Willie R. Tubbs, FISM News
The Taliban’s practice for seeking out, torturing, and executing Afghans trained by or sympathetic to the United States continues in Afghanistan.
On Saturday, The Sunday Times reported that over the past three weeks, the Taliban had killed four counterterrorism agents who had been trained by either the U.S. or Great Britain. In one case, Lamb wrote, the executioners had pulled out a victim’s fingernails before shooting him.
Lamb’s report features a harrowing, first-hand account of one of the killings.
“My brother was shot three times in the head and once in the chest and I was shot twice in the left shoulder and arm,” the brother of one of the victims said. “I don’t know how I survived.”
The crackdowns have not been limited to counterterrorism agents or combatants. At a press briefing in Geneva on Friday, UN spokesperson Ravina Shamdasani said the Taliban killed at least four protestors and went door-to-door to search for and threaten journalists.
“Blanket restrictions on peaceful assemblies constitute a violation of international law, as do blanket internet shutdowns which usually violate the principles of necessity and proportionality,” Shamdasani said. “Journalists involved in reporting on assemblies must not face reprisals or other harassment, even if an assembly is declared unlawful or is dispersed. Under international human rights law, there is an obligation to ensure that any use of force in response to protests is a last resort, strictly necessary and proportionate and firearms must never be used except in response to an imminent threat of death or serious injury.”
The Taliban has been particularly forceful in its crackdown on women, who Kathy Gannon of the Associated Press reports are now allowed to attend college only if segregated from their male counterparts and dressed according to the standards of Islam.
On Sept. 6, CNN reported that the Taliban had been accused by one Afghan family of murdering a pregnant woman in front of her family. The Taliban denies this allegation. The Taliban has also whipped and beaten women at protests.
These are only the most recent in a series of episodes involving the Taliban, who began using violence against their enemies well before the United States and its allies left Afghanistan.
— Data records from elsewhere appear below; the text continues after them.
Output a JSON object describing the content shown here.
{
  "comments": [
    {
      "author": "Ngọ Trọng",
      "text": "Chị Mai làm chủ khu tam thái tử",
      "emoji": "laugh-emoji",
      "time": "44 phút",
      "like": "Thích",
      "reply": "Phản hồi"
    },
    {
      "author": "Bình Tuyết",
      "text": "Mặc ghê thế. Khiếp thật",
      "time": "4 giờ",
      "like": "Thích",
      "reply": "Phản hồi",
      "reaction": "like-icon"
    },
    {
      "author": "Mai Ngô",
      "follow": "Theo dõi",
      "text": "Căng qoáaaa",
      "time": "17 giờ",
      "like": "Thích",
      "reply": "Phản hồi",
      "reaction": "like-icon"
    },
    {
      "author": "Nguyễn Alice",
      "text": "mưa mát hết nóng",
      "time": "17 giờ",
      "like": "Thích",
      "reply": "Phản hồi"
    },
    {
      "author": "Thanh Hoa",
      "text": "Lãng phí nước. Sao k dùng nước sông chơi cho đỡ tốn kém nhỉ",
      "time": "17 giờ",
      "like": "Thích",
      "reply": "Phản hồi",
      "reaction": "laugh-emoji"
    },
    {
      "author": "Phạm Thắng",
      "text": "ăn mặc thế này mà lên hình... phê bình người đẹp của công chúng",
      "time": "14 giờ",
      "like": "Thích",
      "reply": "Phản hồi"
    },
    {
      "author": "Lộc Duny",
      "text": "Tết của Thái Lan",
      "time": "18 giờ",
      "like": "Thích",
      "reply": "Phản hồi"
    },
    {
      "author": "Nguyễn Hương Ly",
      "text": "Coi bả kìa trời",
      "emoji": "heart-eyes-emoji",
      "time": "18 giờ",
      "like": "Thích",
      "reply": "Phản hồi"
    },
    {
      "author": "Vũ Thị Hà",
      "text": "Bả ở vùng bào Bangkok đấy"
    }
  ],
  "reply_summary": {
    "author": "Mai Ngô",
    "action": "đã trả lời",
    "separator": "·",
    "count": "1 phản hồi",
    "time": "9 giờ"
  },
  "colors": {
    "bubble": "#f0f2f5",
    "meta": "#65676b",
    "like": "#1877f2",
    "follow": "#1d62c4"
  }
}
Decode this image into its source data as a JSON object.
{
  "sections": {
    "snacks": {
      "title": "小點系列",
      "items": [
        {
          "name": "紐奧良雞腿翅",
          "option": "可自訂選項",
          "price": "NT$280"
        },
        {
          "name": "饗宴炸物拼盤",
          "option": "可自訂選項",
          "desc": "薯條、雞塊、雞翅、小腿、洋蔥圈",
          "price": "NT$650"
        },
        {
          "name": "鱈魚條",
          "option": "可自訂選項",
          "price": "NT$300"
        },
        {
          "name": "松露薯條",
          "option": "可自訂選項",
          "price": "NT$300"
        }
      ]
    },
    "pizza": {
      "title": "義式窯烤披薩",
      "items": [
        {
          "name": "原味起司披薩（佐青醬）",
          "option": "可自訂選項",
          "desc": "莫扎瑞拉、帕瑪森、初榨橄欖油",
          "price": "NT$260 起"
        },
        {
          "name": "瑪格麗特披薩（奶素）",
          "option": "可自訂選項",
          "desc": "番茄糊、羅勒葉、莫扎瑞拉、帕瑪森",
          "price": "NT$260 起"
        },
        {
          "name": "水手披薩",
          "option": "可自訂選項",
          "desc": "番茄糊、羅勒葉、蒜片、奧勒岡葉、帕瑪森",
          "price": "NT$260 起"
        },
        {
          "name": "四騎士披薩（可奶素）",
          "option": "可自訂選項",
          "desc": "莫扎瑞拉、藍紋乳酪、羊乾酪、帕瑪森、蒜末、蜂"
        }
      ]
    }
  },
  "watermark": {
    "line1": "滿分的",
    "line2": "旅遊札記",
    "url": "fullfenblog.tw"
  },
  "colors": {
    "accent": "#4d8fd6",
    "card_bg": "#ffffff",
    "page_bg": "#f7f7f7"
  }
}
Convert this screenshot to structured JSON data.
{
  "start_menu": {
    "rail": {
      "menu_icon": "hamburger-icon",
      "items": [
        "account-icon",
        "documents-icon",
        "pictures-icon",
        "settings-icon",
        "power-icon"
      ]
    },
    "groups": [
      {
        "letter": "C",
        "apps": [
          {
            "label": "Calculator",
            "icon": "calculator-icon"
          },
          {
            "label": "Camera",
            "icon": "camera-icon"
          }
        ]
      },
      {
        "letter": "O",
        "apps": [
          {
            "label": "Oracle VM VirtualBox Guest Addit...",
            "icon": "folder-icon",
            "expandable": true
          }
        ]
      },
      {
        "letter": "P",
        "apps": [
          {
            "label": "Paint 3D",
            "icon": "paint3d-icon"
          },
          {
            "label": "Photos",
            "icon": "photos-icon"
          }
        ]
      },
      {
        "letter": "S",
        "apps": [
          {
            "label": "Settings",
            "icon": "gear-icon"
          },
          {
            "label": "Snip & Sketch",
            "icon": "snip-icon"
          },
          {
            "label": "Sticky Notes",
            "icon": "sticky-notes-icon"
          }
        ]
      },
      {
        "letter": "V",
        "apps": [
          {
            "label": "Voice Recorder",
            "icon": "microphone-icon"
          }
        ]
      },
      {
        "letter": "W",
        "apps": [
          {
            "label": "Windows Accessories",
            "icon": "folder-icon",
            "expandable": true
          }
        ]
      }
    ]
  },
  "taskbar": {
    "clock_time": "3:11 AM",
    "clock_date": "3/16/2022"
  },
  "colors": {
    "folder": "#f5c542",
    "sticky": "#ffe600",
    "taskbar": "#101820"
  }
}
The New York Times reported on Aug. 19 that the Taliban had begun hunting down members of the Afghan security force, a group trained and long allied with the United States.
On Aug. 25, a Taliban leader confirmed to the New York Times that the group viewed non-religious music as forbidden in Islam. Days later, the group executed folk singer Fawad Andarabi, which was first reported by Hannah Ritchie of CNN.
None of The Taliban’s current acts of violence are unique to 2021. Human Rights Watch, an international and non-governmental advocacy group, offers an extensive history on the Taliban’s first reign in Afghanistan.
This era, which began in the 1990s, was characterized by what Human Rights Watch calls “systematic violations against women and girls; cruel corporal punishments, including executions; and extreme suppression of freedom of religion, expression, and education.”
The Taliban’s first rule was ended in late 2001 following the United States’ initial entry into Afghanistan.